Liquid-Phase Partial Hydrogenation of Phenylacetylene at Ambient Conditions Catalyzed by Pd-Fe-O Nanoparticles Supported on Silica

Catalysts with no hazardous or toxic components are required for the selective hydrogenation of acetylenic bonds in the synthesis of pharmaceuticals, vitamins, nutraceuticals, and fragrances. The present work demonstrates that a high selectivity to alkene can be reached over a Pd-Fe-O/SiO(2) system prepared by the co-impregnation of a silica support with a solution of the metal precursors (NH(4))(3)[Fe(C(2)O(4))(3)] and [Pd(NH(3))(4)]Cl(2) followed by thermal treatment in hydrogen or in air at 400 °C. A DRIFT spectroscopic study of CO adsorption revealed large shifts in the position of the Pd(n+)-CO bands for this system, indicating the strong effect of Fe(n+) on the Pd electronic state, resulting in a decreased rate of double C=C bond hydrogenation and an increased selectivity of alkyne hydrogenation to alkene.
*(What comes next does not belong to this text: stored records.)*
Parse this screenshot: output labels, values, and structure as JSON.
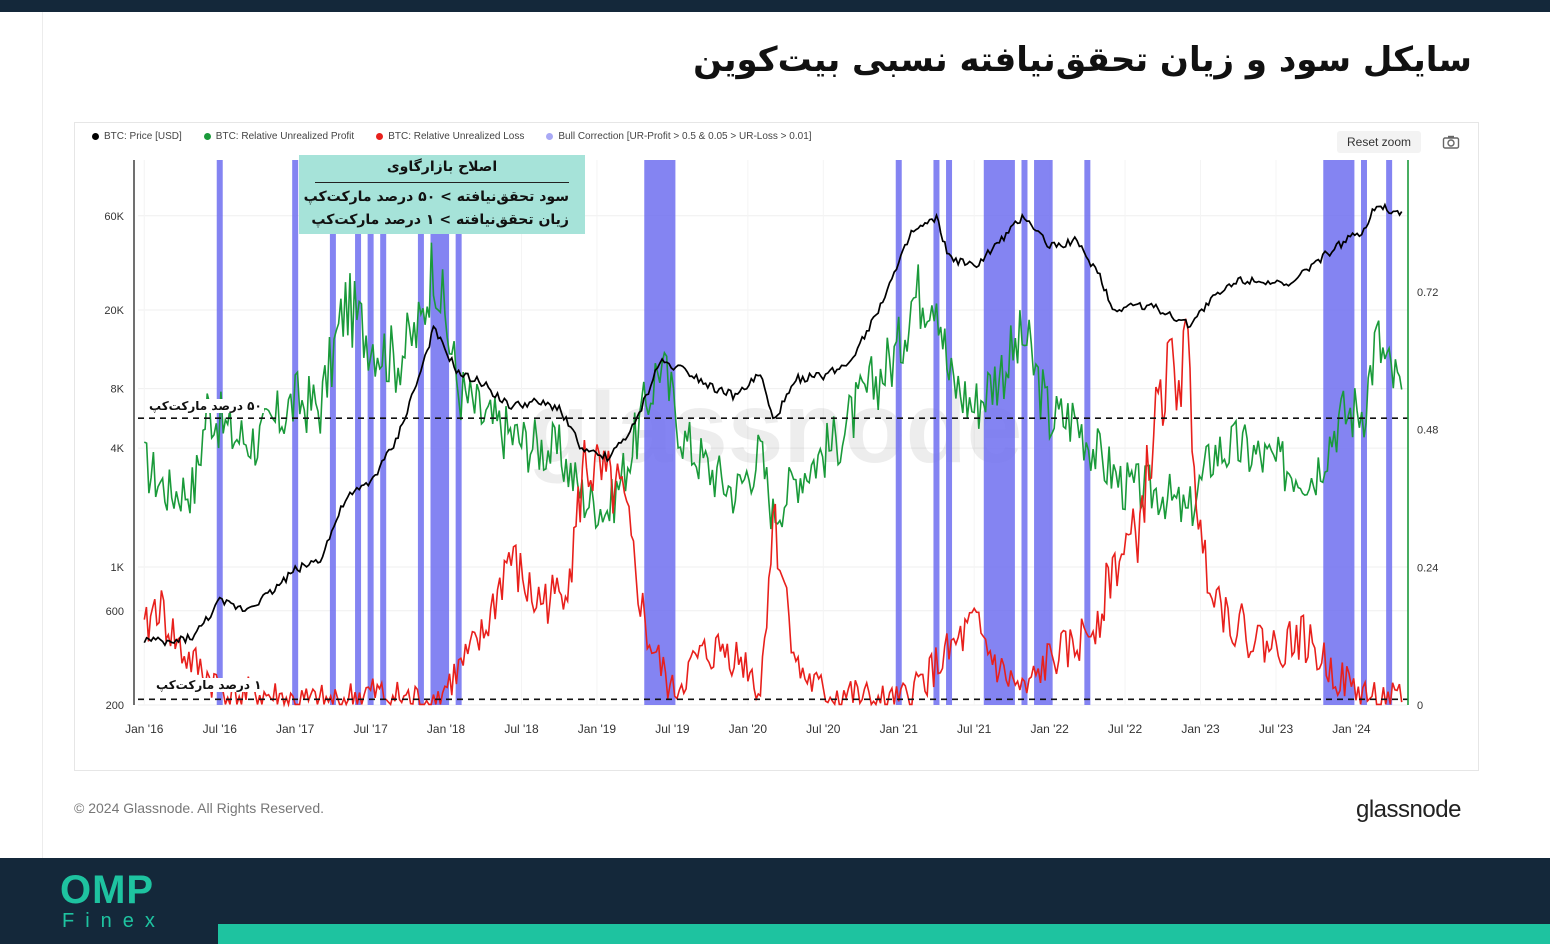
{
  "page": {
    "title": "سایکل سود و زیان تحقق‌نیافته نسبی بیت‌کوین",
    "copyright": "© 2024 Glassnode. All Rights Reserved.",
    "brand": "glassnode",
    "watermark": "glassnode",
    "footer_logo_top": "OMP",
    "footer_logo_bottom": "Finex"
  },
  "toolbar": {
    "reset_zoom": "Reset zoom",
    "camera_icon": "camera-icon"
  },
  "annotation": {
    "title": "اصلاح بازارگاوی",
    "line1": "سود تحقق‌نیافته > ۵۰ درصد مارکت‌کپ",
    "line2": "زیان تحقق‌نیافته > ۱ درصد مارکت‌کپ",
    "ref_50": "۵۰ درصد مارکت‌کپ",
    "ref_1": "۱ درصد مارکت‌کپ"
  },
  "colors": {
    "price": "#000000",
    "profit": "#1a9a3a",
    "loss": "#e8201c",
    "correction": "#6f6ff0",
    "header": "#14283a",
    "accent": "#1ec3a0"
  },
  "chart_data": {
    "type": "line",
    "legend_position": "top-left",
    "legend": [
      "BTC: Price [USD]",
      "BTC: Relative Unrealized Profit",
      "BTC: Relative Unrealized Loss",
      "Bull Correction [UR-Profit > 0.5 & 0.05 > UR-Loss > 0.01]"
    ],
    "x_ticks": [
      "Jan '16",
      "Jul '16",
      "Jan '17",
      "Jul '17",
      "Jan '18",
      "Jul '18",
      "Jan '19",
      "Jul '19",
      "Jan '20",
      "Jul '20",
      "Jan '21",
      "Jul '21",
      "Jan '22",
      "Jul '22",
      "Jan '23",
      "Jul '23",
      "Jan '24"
    ],
    "x_range": [
      "2016-01",
      "2024-05"
    ],
    "y_left": {
      "scale": "log",
      "ticks": [
        "200",
        "600",
        "1K",
        "4K",
        "8K",
        "20K",
        "60K"
      ],
      "tick_values": [
        200,
        600,
        1000,
        4000,
        8000,
        20000,
        60000
      ],
      "range": [
        200,
        115000
      ]
    },
    "y_right": {
      "scale": "linear",
      "ticks": [
        "0",
        "0.24",
        "0.48",
        "0.72"
      ],
      "tick_values": [
        0,
        0.24,
        0.48,
        0.72
      ],
      "range": [
        0,
        0.95
      ]
    },
    "reference_lines": [
      {
        "axis": "right",
        "value": 0.5
      },
      {
        "axis": "right",
        "value": 0.01
      }
    ],
    "series": [
      {
        "name": "BTC: Price [USD]",
        "axis": "left",
        "x": [
          "2016-01",
          "2016-03",
          "2016-05",
          "2016-07",
          "2016-09",
          "2016-11",
          "2017-01",
          "2017-03",
          "2017-05",
          "2017-07",
          "2017-09",
          "2017-11",
          "2017-12",
          "2018-02",
          "2018-04",
          "2018-06",
          "2018-08",
          "2018-10",
          "2018-12",
          "2019-02",
          "2019-04",
          "2019-06",
          "2019-08",
          "2019-10",
          "2019-12",
          "2020-02",
          "2020-03",
          "2020-05",
          "2020-07",
          "2020-09",
          "2020-11",
          "2021-01",
          "2021-02",
          "2021-04",
          "2021-05",
          "2021-07",
          "2021-09",
          "2021-11",
          "2022-01",
          "2022-03",
          "2022-05",
          "2022-06",
          "2022-08",
          "2022-10",
          "2022-12",
          "2023-02",
          "2023-04",
          "2023-06",
          "2023-08",
          "2023-10",
          "2023-12",
          "2024-02",
          "2024-03",
          "2024-04",
          "2024-05"
        ],
        "values": [
          430,
          410,
          450,
          670,
          610,
          740,
          970,
          1100,
          2200,
          2700,
          4300,
          9800,
          16000,
          9500,
          8500,
          6500,
          6800,
          6400,
          3800,
          3600,
          5200,
          11000,
          10000,
          8300,
          7300,
          9500,
          5500,
          9000,
          9300,
          10800,
          18000,
          34000,
          49000,
          58000,
          37000,
          33000,
          44000,
          60000,
          42000,
          45000,
          30000,
          20000,
          21500,
          20000,
          16800,
          23000,
          28500,
          28500,
          26000,
          34500,
          42500,
          51000,
          70000,
          64000,
          63000
        ]
      },
      {
        "name": "BTC: Relative Unrealized Profit",
        "axis": "right",
        "x": [
          "2016-01",
          "2016-03",
          "2016-05",
          "2016-06",
          "2016-08",
          "2016-10",
          "2017-01",
          "2017-03",
          "2017-05",
          "2017-07",
          "2017-09",
          "2017-11",
          "2017-12",
          "2018-02",
          "2018-04",
          "2018-07",
          "2018-10",
          "2018-12",
          "2019-02",
          "2019-04",
          "2019-06",
          "2019-08",
          "2019-10",
          "2019-12",
          "2020-02",
          "2020-03",
          "2020-05",
          "2020-08",
          "2020-11",
          "2021-01",
          "2021-02",
          "2021-04",
          "2021-05",
          "2021-07",
          "2021-09",
          "2021-11",
          "2022-01",
          "2022-03",
          "2022-05",
          "2022-07",
          "2022-10",
          "2022-12",
          "2023-02",
          "2023-04",
          "2023-07",
          "2023-10",
          "2023-12",
          "2024-02",
          "2024-03",
          "2024-04",
          "2024-05"
        ],
        "values": [
          0.42,
          0.37,
          0.38,
          0.52,
          0.47,
          0.46,
          0.53,
          0.52,
          0.7,
          0.64,
          0.6,
          0.66,
          0.78,
          0.55,
          0.5,
          0.46,
          0.44,
          0.36,
          0.34,
          0.46,
          0.6,
          0.46,
          0.41,
          0.37,
          0.44,
          0.33,
          0.4,
          0.46,
          0.56,
          0.62,
          0.71,
          0.73,
          0.57,
          0.52,
          0.58,
          0.64,
          0.5,
          0.5,
          0.43,
          0.38,
          0.37,
          0.33,
          0.44,
          0.45,
          0.42,
          0.4,
          0.5,
          0.52,
          0.64,
          0.58,
          0.55
        ]
      },
      {
        "name": "BTC: Relative Unrealized Loss",
        "axis": "right",
        "x": [
          "2016-01",
          "2016-02",
          "2016-04",
          "2016-06",
          "2016-08",
          "2016-10",
          "2017-01",
          "2017-04",
          "2017-07",
          "2017-10",
          "2017-12",
          "2018-02",
          "2018-04",
          "2018-06",
          "2018-08",
          "2018-10",
          "2018-11",
          "2018-12",
          "2019-01",
          "2019-03",
          "2019-05",
          "2019-07",
          "2019-09",
          "2019-11",
          "2020-01",
          "2020-02",
          "2020-03",
          "2020-05",
          "2020-07",
          "2020-09",
          "2020-11",
          "2021-01",
          "2021-05",
          "2021-07",
          "2021-09",
          "2021-11",
          "2022-01",
          "2022-03",
          "2022-05",
          "2022-06",
          "2022-08",
          "2022-10",
          "2022-12",
          "2023-01",
          "2023-03",
          "2023-05",
          "2023-07",
          "2023-09",
          "2023-11",
          "2024-01",
          "2024-03",
          "2024-05"
        ],
        "values": [
          0.12,
          0.18,
          0.09,
          0.05,
          0.01,
          0.02,
          0.004,
          0.003,
          0.02,
          0.01,
          0.003,
          0.06,
          0.12,
          0.26,
          0.18,
          0.19,
          0.25,
          0.42,
          0.4,
          0.36,
          0.12,
          0.02,
          0.08,
          0.1,
          0.07,
          0.02,
          0.33,
          0.06,
          0.02,
          0.02,
          0.005,
          0.002,
          0.09,
          0.14,
          0.06,
          0.02,
          0.08,
          0.1,
          0.16,
          0.24,
          0.3,
          0.56,
          0.6,
          0.28,
          0.16,
          0.12,
          0.1,
          0.12,
          0.07,
          0.03,
          0.01,
          0.005
        ]
      },
      {
        "name": "Bull Correction [UR-Profit > 0.5 & 0.05 > UR-Loss > 0.01]",
        "type": "bands",
        "ranges": [
          [
            "2016-07",
            "2016-07"
          ],
          [
            "2017-01",
            "2017-01"
          ],
          [
            "2017-04",
            "2017-04"
          ],
          [
            "2017-06",
            "2017-06"
          ],
          [
            "2017-07",
            "2017-07"
          ],
          [
            "2017-08",
            "2017-08"
          ],
          [
            "2017-11",
            "2017-11"
          ],
          [
            "2017-12",
            "2018-01"
          ],
          [
            "2018-02",
            "2018-02"
          ],
          [
            "2019-05",
            "2019-07"
          ],
          [
            "2021-01",
            "2021-01"
          ],
          [
            "2021-04",
            "2021-04"
          ],
          [
            "2021-05",
            "2021-05"
          ],
          [
            "2021-08",
            "2021-10"
          ],
          [
            "2021-11",
            "2021-11"
          ],
          [
            "2021-12",
            "2022-01"
          ],
          [
            "2022-04",
            "2022-04"
          ],
          [
            "2023-11",
            "2024-01"
          ],
          [
            "2024-02",
            "2024-02"
          ],
          [
            "2024-04",
            "2024-04"
          ]
        ]
      }
    ]
  }
}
The prepared catalysts consisted of mono- and bimetallic nanoparticles on an SiO(2) carrier and exhibited a selectivity as high as that of the commonly used Lindlar catalyst (which contains such hazardous components as lead and barium), while the activity of the Fe-Pd-O/SiO(2) catalyst was an order of magnitude higher. The hydrogenation of a triple bond over the proposed Pd-Fe catalyst opens the way to selective hydrogenation over nontoxic catalysts with a high yield and productivity. Taking into account a simple procedure of catalyst preparation, this direction provides a rationale for the large-scale implementation of these catalysts.